Hunter's donations and beneficial projects have included:

- £6m to the Band Aid appeal.
- £1m to support the Make Poverty History campaign.
- £100,000 in a £500,000 joint project with the Scottish Executive.
- £5m donation to establish the Hunter Centre for Entrepreneurship at the University of Strathclyde
- £4 million to the Children in Need charity appeal telethon, including a £3 million donation to the Children in Need Rickshaw Challenge 2019.
- £1 million to the Comic Relief charity appeal.

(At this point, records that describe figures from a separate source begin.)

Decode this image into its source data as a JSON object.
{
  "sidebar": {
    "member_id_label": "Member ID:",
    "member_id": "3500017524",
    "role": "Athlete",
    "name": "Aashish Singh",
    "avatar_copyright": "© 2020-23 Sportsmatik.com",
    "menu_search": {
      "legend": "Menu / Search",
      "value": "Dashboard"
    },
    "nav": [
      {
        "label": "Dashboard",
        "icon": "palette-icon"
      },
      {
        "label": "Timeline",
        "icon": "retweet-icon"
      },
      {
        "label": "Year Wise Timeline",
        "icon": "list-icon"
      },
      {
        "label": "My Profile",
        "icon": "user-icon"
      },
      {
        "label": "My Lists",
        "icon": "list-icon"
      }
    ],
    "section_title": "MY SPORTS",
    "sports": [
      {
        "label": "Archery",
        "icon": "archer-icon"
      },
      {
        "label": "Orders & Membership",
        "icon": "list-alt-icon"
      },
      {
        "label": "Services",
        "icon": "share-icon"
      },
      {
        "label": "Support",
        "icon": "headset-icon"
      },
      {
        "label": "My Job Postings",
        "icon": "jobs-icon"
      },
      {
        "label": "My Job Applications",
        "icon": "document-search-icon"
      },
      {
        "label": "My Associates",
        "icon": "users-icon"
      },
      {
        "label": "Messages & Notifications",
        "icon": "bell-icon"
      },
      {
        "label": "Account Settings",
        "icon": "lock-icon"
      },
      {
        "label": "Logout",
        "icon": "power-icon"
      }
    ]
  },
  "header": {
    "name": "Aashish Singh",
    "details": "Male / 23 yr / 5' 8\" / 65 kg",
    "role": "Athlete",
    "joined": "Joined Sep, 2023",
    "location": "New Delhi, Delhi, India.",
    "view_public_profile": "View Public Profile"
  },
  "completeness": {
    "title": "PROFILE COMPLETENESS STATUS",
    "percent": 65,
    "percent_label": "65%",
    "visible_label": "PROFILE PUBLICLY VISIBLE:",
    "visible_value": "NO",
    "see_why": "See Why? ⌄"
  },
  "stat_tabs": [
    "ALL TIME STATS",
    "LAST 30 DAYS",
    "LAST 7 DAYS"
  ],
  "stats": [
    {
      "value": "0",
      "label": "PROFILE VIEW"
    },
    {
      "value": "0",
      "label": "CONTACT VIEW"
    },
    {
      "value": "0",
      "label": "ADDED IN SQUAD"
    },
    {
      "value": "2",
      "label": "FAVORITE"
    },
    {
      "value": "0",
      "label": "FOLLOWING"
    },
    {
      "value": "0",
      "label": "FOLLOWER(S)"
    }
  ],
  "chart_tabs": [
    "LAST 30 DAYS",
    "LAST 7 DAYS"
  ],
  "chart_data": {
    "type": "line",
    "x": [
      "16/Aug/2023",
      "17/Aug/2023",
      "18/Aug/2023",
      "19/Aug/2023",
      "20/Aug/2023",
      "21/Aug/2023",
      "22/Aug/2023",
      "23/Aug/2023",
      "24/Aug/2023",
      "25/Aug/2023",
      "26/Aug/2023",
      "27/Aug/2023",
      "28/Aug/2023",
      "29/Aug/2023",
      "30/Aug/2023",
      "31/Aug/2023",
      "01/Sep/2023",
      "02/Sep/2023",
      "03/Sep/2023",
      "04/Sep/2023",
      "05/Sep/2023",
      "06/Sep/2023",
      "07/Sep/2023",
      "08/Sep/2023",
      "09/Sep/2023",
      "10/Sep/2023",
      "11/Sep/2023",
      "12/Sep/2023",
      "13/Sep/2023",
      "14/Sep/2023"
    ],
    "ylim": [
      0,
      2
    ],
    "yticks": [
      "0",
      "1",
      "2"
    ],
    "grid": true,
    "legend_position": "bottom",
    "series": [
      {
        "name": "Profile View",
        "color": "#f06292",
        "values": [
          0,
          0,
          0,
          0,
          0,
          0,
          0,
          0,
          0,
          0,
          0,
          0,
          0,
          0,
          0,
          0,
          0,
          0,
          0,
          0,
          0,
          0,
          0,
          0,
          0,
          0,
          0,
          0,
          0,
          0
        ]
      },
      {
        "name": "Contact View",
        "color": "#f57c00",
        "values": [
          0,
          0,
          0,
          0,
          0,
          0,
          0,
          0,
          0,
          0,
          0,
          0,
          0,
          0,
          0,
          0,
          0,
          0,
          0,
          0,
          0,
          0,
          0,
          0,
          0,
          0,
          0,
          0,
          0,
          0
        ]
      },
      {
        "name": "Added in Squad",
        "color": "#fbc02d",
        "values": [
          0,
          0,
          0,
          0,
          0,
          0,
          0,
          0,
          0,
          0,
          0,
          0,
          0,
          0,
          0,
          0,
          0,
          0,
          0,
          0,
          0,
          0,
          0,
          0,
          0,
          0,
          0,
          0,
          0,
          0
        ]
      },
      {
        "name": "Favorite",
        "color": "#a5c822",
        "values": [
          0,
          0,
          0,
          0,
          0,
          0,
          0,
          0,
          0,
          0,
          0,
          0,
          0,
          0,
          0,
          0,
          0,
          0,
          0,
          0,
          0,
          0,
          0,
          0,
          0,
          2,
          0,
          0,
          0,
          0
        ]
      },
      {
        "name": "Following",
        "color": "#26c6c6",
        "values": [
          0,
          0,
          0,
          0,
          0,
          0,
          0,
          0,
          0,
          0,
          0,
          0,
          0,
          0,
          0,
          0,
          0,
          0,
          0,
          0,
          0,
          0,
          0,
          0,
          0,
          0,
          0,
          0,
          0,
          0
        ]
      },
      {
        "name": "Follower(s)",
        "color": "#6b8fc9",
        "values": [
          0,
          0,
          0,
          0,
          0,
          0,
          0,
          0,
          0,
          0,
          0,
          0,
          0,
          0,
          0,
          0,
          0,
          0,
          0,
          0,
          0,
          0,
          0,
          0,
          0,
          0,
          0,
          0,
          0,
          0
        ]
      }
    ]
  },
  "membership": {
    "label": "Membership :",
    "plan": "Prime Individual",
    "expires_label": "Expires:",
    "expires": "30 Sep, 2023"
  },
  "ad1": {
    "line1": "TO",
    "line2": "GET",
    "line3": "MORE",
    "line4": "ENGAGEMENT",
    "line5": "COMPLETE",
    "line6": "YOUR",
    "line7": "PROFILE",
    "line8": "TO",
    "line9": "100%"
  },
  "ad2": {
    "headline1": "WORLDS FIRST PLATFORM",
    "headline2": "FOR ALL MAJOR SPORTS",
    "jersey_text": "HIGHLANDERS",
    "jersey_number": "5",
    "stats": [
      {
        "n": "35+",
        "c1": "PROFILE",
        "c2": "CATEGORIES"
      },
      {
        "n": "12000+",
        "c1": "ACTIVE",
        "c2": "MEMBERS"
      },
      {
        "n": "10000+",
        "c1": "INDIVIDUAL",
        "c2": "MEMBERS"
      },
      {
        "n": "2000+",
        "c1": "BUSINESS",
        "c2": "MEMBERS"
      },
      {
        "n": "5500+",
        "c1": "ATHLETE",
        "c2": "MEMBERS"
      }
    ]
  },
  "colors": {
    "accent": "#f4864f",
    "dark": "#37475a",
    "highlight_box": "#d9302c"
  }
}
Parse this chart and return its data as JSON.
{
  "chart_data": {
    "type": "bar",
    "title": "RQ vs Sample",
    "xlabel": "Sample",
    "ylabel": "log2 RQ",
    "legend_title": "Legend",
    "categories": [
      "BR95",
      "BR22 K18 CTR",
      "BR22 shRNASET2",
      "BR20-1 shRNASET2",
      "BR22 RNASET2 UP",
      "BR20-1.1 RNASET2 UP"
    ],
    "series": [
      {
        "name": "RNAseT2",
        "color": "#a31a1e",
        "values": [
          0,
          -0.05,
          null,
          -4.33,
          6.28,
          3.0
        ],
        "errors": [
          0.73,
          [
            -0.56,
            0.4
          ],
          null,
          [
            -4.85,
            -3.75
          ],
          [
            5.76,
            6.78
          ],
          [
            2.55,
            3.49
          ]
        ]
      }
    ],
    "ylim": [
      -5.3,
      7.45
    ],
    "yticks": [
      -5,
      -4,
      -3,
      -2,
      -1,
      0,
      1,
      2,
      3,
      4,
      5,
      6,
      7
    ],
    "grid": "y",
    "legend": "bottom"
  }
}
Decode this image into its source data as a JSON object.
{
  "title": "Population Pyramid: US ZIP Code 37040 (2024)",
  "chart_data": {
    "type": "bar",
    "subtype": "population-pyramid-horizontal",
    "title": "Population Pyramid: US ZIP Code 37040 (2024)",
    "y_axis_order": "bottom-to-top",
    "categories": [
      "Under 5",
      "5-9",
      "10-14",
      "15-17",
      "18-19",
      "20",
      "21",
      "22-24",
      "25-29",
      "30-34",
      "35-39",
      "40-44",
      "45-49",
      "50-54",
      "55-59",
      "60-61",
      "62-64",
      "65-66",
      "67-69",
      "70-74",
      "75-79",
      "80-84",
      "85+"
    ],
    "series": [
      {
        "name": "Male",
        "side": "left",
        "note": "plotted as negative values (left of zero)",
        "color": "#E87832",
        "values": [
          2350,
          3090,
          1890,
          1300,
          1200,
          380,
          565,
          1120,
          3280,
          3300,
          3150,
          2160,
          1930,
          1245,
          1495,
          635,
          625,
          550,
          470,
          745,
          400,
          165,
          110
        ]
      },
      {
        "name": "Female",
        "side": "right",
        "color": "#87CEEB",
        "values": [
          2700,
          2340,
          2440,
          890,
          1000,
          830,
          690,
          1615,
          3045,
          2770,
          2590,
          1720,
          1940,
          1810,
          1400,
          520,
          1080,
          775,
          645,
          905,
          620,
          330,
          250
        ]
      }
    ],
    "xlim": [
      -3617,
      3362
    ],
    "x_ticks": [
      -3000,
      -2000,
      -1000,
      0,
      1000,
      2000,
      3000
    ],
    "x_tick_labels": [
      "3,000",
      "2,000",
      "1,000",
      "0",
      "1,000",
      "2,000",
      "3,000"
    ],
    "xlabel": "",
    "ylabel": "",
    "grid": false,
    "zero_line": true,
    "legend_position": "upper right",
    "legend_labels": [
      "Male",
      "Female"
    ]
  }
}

Matched the £1 million raised during Comic Relief Does The Apprentice.
- US$10–25 million to the William J. Clinton Foundation.
- £1 million distributed between the Alzheimer's Society and Music for Dementia in November 2020, inspired by Paul Harvey, a retired teacher and pianist suffering from dementia whose four-note piano tune went viral online, and subsequently was arranged into a charity single performed by the BBC Philharmonic.
- He offered to match donations to Paddy McGuinness' Children in Need challenge to ride a Raleigh Chopper from Wrexham to Glasgow up to £3 million.
- On 16 March 2026, the Hunter Foundation pledged to match donations (up to £1 million) to BBC Radio 1's Greg James' "The Longest Ride Challenge" (to ride 1000km from Weymouth to Edinburgh on a tandem bicycle) for Comic Relief. The news was broken to James by Katie Thistleton live on television.

Scotland's former first minister, Jack McConnell, has said of Hunter:

His philanthropic work and the creative way that he has thrown himself into that have been one of the most significant drivers for change in Scotland in the last decade. The work his foundation does is all about being a catalyst for change, not a substitute and not a general giveaway but a genuine approach to change the way things are done.

In October 2013, Hunter was awarded the Carnegie Medal of Philanthropy. Described by some as the "Nobel Prize for philanthropy", the medal recognises those who use their private wealth for public good and is awarded biannually to global figures leading the way in this field. He dedicated the award to his father, who he describes as his "hero and inspiration". He also donated over £1,000,000 to Children in Need in 2018.

After the death of former Scottish First Minister Alex Salmond in Ohrid, North Macedonia on 12 October 2024, Hunter agreed to finance the repatriation of his body to Scotland.

==Politics==
In 2001, Hunter was one of the Labour Party's top 50 donors, giving £100,000 to its head office.

In August 2014, Hunter unveiled the scotlandseptember18.com website dedicated to providing impartial sources of information related to the Scottish independence referendum. The site focused on 16 questions central to the referendum debate.

==Recognition==
In 1997, he was awarded Alumnus of the Year by the University of Strathclyde.

In 2005 he received a knighthood for "services to Philanthropy and to Entrepreneurship in Scotland".

In 2013 he was awarded the Carnegie Medal of Philanthropy.

==Personal life==
Hunter and his wife Marion, Lady Hunter, have three adult children.

In 2001, Hunter is reputed to have spent £1m on his 40th birthday party, at which Stevie Wonder performed. The party was held at his home in Cap Ferrat, on the Côte d'Azur, which he sold to a Russian business for reputedly £55m in late 2007.

In April 2007, Hunter was reported in the Sunday Times Rich List as the first ever home-grown billionaire in Scotland, with an estimated wealth of £1.05 billion. Due to the 2008 financial crisis, which reduced an estimated £250 million from his fortune, Hunter was overtaken as Scotland's richest man in late 2007 by Jim McColl, head of Glasgow engineering firm Clyde Blowers, who has an estimated fortune of £800 million. According to the Sunday Times Rich List in 2021, Hunter is now worth £729 million.